The FTC has spent millions of taxpayer dollars on this case – even though there were no victims (not one has been identified in over seven years), LabMD’s data security practices were already regulated by the HHS under HIPAA, and, according to the FTC’s paid litigation expert, LabMD’s “unreasonableness” ceased no later than 2010. During the litigation, …   a whistleblower testified that the FTC’s staff … were bound up in collusion with Tiversa [the cybersecurity firm that discovered LabMD’s security vulnerability, tried to convince LabMD to purchase its remediation services, then reported LabMD to the FTC], a prototypical shakedown racket – resulting in a Congressional investigation and a devastating report issued by House Oversight Committee staff.” [Excerpt from TechFreedom’s amicus brief]

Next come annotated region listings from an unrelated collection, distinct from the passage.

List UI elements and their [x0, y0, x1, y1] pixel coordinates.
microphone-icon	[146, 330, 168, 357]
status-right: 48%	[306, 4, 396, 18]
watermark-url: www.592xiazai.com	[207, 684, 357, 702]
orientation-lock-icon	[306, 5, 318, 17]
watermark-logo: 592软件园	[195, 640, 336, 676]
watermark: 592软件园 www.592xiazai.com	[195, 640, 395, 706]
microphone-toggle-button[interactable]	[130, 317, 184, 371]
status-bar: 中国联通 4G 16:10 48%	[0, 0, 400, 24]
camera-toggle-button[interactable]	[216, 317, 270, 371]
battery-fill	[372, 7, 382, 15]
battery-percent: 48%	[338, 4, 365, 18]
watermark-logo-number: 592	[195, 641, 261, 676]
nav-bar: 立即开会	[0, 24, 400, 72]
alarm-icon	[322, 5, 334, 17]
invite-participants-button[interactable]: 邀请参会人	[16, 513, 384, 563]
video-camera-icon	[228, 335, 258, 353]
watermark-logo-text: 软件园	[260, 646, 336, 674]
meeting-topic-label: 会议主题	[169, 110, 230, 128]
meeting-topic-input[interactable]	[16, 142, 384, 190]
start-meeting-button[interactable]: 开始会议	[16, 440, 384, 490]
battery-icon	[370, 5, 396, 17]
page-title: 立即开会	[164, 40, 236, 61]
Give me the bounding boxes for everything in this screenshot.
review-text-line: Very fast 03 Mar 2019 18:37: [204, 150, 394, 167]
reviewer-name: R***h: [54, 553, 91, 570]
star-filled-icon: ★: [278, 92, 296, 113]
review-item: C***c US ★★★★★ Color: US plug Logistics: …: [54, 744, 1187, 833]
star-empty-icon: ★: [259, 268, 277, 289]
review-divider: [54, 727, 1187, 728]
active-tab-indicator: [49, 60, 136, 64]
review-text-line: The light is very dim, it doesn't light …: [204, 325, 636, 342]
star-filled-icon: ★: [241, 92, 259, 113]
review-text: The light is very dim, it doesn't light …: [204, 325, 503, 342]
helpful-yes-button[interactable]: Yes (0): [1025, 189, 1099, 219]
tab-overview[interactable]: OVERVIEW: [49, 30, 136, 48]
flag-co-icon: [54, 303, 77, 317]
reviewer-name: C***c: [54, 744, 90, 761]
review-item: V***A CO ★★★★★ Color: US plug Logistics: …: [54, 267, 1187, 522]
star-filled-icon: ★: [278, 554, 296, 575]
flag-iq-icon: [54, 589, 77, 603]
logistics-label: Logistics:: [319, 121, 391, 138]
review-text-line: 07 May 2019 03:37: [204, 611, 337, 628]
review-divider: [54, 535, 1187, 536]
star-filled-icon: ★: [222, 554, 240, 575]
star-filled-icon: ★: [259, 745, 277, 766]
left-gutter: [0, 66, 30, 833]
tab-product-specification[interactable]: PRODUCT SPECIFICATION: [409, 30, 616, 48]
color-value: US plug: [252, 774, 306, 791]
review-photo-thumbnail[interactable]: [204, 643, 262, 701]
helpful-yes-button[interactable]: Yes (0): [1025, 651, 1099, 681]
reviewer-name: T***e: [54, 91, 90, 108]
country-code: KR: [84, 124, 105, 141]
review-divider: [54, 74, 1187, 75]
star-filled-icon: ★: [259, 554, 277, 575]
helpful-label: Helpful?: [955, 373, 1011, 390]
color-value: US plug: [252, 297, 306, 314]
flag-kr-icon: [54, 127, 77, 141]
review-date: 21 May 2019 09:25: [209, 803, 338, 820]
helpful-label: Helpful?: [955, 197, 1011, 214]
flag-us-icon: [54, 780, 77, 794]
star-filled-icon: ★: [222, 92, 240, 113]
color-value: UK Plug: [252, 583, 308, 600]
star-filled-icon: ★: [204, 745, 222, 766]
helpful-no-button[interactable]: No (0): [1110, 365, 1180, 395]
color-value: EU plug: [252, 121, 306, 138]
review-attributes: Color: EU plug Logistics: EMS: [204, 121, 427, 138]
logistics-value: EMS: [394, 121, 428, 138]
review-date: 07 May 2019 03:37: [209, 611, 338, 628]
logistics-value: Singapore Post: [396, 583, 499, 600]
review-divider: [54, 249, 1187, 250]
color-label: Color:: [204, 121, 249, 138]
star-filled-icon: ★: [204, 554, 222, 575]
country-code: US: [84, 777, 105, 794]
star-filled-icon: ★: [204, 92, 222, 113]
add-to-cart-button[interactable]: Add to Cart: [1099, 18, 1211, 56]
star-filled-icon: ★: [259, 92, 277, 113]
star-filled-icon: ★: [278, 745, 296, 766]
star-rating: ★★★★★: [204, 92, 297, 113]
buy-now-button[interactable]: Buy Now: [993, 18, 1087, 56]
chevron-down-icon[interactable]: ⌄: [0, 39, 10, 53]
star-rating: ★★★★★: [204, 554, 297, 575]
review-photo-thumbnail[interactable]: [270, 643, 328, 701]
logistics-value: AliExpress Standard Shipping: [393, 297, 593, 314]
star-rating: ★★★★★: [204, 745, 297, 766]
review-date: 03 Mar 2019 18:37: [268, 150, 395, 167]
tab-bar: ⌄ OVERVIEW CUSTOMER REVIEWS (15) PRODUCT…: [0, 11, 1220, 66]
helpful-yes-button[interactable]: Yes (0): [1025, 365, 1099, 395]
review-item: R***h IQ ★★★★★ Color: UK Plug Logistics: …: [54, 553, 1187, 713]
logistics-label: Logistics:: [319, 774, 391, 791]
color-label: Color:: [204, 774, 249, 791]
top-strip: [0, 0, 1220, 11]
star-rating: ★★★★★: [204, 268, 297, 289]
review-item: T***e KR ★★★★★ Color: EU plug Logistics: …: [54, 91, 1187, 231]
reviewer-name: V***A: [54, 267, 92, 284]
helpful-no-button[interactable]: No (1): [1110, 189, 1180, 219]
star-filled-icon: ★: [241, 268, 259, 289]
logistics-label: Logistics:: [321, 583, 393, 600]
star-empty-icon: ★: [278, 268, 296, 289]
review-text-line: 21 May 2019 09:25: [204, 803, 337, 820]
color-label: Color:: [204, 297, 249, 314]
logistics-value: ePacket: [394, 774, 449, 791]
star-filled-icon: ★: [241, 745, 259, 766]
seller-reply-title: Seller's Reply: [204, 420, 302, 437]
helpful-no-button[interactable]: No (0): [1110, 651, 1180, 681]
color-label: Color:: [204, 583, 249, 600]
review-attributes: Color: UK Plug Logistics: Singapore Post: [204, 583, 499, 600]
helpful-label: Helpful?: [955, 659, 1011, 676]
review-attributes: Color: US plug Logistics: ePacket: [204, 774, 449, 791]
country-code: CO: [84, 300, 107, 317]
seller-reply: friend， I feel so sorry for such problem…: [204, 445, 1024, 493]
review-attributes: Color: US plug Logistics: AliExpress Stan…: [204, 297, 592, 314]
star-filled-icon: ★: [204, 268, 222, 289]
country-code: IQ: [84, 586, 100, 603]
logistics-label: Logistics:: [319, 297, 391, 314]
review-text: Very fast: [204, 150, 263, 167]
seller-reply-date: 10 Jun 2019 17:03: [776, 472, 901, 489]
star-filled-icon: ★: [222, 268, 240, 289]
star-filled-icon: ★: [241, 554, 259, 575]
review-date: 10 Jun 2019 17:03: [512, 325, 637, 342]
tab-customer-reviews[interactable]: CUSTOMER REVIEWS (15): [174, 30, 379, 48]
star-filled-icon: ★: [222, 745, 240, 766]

An image of Tiversa as taking advantage of the visible “counter-top wallet” emerges when reading the facts described in the November 13, 2015 Initial Decision of D. Michael Chappell, the Chief Administrative Law Judge (ALJ), a decision that would be reversed by the FTC in the summer of 2016 when it concluded that the ALJ applied the wrong legal standard for unfairness. The ALJ’s “Findings of Fact” (which are not disputed by the FTC in the reversal, notably) include the following:

“121. On or about February 25, 2008, Mr. Wallace, on behalf of Tiversa, downloaded the 1718 File from a LabMD IP address …

  1. The 1718 File was found by Mr. Wallace, and was downloaded from a peer-to-peer network, using a stand alone computer running a standard peer-to-peer client, such as LimeWire…
  2. Tiversa’s representations in its communications with LabMD … that the 1718 File was being searched for on peer-to-peer networks, and that the 1718 File had spread across peer-to-peer networks, were not true. These assertions were the “usual sales pitch” to encourage the purchase of remediation services from Tiversa… .”

The ALJ found that although the 1718 File was available for peer-to-peer sharing via use of specific search terms from June of 2007 through May of 2008, the 1718 File was actually only downloaded by Tiversa for the purpose of selling its security remediation services. The ALJ also found that there was no contention that Tiversa (or those Tiversa shared the 1718 File with, namely, a Dartmouth professor working on a study and the FTC) used the contents of the file to harm patients.

In short, while LabMD may have left its security “door” unlocked when an employee downloaded LimeWire onto a work computer, only Tiversa actually walked through that door and happened upon LabMD’s wallet on the counter-top. Had the wallet been left out in the open, in a public space (such as on a crowded sidewalk), it’s far more likely its contents would have been misappropriated.